Model difusiinovasi akhir- akhir ini banyakl digunakan sebagai pendekatan dalam komunikasi pembangunan, terutama dinegara-negara sedang berkembang seperti Indonesia atau dunia ketiga. Tokohnya Everett M. Rogers mendefinisikan difusi sebagai proses dimana suatu inovasi dikomunikasikan melalui saluran tertentu dalam jangka waktu tertenti di antara para anggota suatu sistem social. Difusi adalah suatu jenis khusus komunikasi yang berkaitan dengan penyebaran pesan-pesan sebagai ide baru. Sedangkan komunikasi didefinisikan sebagai proses dimana para pelakunya menciptakan informasi dan salaing bertukar informasi tersebut untuk mencapai pengertian bersama. Di dalam pesan terdapat ketermasaan(newness) yang memberikan cirri khusus kepada difusi yang menyangkut ketakpastian (uncertainty). Derajat ketidakpastian seseorang akan dapat dikurangi dengan jalan memperoleh informasi (lihat Effendy. 1993; Severin dan Tankard. 1988; mcQuail dan Windahl.1993, Liliweri.1991).

Unsur utama difusi adalah (1) inovasi, (2) yang dikomunikasikan melalui saluran tertentu, (3) dalam jangka waktu tertentu, (4) Diantara para anggota suatu system social. Inovasi adalah suatu ide, karya atau objek yang dianggap baru oleh seseorang. Ciri-ciri inovasi yang dirasakan oleh para anggota suatu system social menentukan tingkat adopsi: (1) relative advantage (keuntungan relatif), (2) compatibility (kesesuaian), (3) complexity (kerumitan), (4) triability (kemungkinan dicoba), (5) observability (kemungkinan diamati).

Relative advantage adalah suatu derajat dimana inovasi dirasakan lebih baik daripada ide lain yang menggantikannya. Derajat keuntungan relatif tersebut dapat diukur secara ekonomis, tetapi faktor prestasi social, kenyamanan dan kepuasan juga merupakan unsure penting. Compatibility adalah suatu derajat dimana inovasi dirasakan ajeg atau konsisten dengan nilai-nilai yang berlaku, pengalaman dan kebutuhan mereka melakukan adopsi.
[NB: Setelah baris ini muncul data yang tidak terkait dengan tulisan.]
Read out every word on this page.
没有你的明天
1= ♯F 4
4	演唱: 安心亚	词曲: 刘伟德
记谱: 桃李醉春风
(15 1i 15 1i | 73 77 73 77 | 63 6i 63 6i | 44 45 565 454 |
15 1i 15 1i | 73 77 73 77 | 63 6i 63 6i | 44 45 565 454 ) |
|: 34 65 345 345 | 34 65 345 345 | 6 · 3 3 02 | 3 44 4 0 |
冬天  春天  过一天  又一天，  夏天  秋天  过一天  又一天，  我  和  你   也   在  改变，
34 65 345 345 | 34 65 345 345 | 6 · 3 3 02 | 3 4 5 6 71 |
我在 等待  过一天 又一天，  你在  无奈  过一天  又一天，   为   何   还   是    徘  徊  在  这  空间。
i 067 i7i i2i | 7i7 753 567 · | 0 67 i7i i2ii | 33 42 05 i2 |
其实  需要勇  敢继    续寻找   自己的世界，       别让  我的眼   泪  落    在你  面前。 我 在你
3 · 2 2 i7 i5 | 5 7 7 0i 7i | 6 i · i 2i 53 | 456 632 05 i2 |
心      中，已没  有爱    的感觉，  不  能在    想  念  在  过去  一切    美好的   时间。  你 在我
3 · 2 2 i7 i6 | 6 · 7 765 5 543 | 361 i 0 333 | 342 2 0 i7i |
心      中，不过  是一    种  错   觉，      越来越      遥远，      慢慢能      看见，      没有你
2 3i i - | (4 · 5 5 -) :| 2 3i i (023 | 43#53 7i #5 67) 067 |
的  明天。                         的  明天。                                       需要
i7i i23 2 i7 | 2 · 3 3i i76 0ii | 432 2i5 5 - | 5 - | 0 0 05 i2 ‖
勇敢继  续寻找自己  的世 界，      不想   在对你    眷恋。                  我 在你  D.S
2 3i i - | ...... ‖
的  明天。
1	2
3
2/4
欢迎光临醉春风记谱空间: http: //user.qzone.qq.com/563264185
Complexity adalah mutu derajat dimana inovasi dirasakan sukar untuk dimengerti dan dipergunkan. Trialability adalah mutu derajat dimana inovasi dieksperimentasikan pada landasan yang terbatas. Observability adalah suatu derajat dimana inovasi dapat disaksikan oleh orang lain.

Umumnya aplikasi komunikasi massa yang utama berkaitan dengan proses adopsi inovasi (hal-hal/nilai baru). Hal ini sangat relevan baik pada masyarakat sedang, berkembang maupun masyarakat yang sudah maju. Kondisi perubahan social dan teknologi dalam masyarakatmmelahirkan kebutuhan yang dapat menggantikan metode lama dengan metode baru. Semua itu menyangkut komunikasi massa karena berada dalam situasi dimana perubahan potensial bermula dari riset ilmiah, dan kebijaksanaan umum yang harus diterapkan oleh masyarakat.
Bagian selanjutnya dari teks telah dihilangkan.